Baltimore Ecosystem Study LTER (BES-LTER) researchers have been recording water quality data here since 1998, comparing the results from waterways in forested, agricultural, and urban environments. Over time, they have recorded increased levels of chloride, one of the compounds found in salt. And it’s no mystery where the excess salt is coming from: people put it there.
Too much salt
As roads are salted during the winter months to decrease tire slippage, salt leaches into the river system. The more chloride in the water, the higher its salinity. By measuring the water quality over time, the scientists of BES have discovered that rivers are becoming more and more brackish, a major shift from the traditional freshwater flows before the rise of nearby human development. Furthermore, as the salt runs downstream it eventually enters the Chesapeake Bay, where increases in salinity levels can have a large, negative effect on estuarine wildlife.
Today, there is so much salt in the urban and suburban environments that salinity in the river systems is elevated year-round, not just in the winter months when roads are salted. The higher the impervious surface levels in the watershed – including paved parking lots, roads, and sidewalks – the higher the chloride levels in the nearby waterways. Additional chloride enters the ecosystems through wastewater plant discharge as well as from vehicle exhaust. When levels rise above 30 mg/liter, damage to land plants is observed; at 250 mg/liter, freshwater life can no longer survive and the river cannot be used as drinking water. Many of the BES water stations have already report levels higher than 250 mg/liter.

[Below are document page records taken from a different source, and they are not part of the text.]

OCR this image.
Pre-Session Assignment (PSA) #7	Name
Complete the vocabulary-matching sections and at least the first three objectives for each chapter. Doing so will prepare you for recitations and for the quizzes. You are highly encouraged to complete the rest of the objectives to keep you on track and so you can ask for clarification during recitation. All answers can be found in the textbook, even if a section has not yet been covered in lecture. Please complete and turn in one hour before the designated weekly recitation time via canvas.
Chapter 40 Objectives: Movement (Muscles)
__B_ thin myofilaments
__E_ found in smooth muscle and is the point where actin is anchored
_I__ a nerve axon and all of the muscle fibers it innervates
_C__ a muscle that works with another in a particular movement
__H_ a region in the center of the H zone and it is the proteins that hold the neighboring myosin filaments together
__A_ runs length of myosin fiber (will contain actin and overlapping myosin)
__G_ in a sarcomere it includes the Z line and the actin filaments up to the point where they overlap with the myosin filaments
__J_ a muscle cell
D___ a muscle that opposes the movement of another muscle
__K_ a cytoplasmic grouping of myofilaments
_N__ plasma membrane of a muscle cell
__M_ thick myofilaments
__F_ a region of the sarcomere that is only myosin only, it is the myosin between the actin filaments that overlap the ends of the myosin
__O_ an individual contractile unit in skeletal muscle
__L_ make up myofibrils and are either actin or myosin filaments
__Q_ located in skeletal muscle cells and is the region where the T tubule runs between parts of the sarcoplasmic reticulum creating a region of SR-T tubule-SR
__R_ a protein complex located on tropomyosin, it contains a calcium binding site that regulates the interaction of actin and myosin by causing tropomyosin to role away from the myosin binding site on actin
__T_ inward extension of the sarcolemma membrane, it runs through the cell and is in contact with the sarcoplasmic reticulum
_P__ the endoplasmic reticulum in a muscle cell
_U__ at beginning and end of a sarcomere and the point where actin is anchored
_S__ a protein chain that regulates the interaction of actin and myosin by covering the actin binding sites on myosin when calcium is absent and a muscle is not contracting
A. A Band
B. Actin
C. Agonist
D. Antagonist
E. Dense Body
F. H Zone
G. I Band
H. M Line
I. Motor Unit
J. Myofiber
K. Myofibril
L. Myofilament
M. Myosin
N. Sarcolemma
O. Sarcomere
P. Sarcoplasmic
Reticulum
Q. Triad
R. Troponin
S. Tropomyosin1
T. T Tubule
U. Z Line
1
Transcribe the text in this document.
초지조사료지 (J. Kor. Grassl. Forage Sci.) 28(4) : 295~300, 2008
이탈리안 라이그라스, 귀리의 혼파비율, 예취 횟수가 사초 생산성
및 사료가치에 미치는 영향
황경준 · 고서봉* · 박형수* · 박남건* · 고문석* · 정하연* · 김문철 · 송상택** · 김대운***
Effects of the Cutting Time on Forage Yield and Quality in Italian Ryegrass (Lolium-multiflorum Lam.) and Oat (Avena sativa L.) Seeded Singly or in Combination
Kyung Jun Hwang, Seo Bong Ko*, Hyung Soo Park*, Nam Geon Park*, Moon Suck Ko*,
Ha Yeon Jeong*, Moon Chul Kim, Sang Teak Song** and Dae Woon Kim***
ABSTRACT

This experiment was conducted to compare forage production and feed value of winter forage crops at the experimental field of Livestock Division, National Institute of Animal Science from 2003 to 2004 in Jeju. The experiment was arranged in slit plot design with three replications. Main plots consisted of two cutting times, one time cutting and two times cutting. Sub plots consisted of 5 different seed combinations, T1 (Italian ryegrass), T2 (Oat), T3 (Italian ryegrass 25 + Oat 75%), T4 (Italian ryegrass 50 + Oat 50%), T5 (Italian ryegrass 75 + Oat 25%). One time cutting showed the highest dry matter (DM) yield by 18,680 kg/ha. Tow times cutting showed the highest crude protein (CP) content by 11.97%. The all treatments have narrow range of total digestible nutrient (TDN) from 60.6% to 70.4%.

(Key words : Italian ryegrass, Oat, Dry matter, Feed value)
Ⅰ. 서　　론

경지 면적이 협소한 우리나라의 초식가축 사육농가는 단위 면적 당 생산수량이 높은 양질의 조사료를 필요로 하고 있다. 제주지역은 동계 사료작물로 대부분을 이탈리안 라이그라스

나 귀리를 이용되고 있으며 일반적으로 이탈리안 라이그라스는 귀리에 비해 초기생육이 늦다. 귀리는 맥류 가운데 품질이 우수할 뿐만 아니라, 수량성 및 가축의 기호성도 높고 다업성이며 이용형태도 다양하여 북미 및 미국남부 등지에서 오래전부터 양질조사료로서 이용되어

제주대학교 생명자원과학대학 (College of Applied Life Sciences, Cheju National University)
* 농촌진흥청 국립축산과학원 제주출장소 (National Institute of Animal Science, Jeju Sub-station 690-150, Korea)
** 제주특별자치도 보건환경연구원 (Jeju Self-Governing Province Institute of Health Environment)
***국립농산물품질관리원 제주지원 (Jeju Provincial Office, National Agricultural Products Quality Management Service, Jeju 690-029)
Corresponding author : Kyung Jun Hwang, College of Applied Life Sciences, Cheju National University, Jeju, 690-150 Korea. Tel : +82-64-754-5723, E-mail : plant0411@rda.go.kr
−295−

From Baltimore into the Chesapeake Bay
Chloride influx into streams, rivers, and eventually into the Chesapeake Bay shows no sign of slowing. According to the Chesapeake Bay Program, 2.5 million tons of road salt are applied to the watershed every year. A group of studies from the Maryland Department of the Environment indicates that malformations among green frogs and mortality among spotted salamanders rise with exposure to road salt. To reduce chloride levels in the future, states will need to place limits on the use of road salt, while homeowners can use alternatives, like beet wastewater or even pickle juice.
Back along the riverbank in Baltimore, the BES team finish filling in their data sheets and head back to the van. Throughout the day they stop at more sites, continuing taking measurements of the watersheds in the region. Without the long-term water quality data collected by BES researchers, scientists, city managers, elected officials, and citizens wouldn’t be armed with the information they need to change road salting practices to reduce salinity in their streams, rivers, and bays.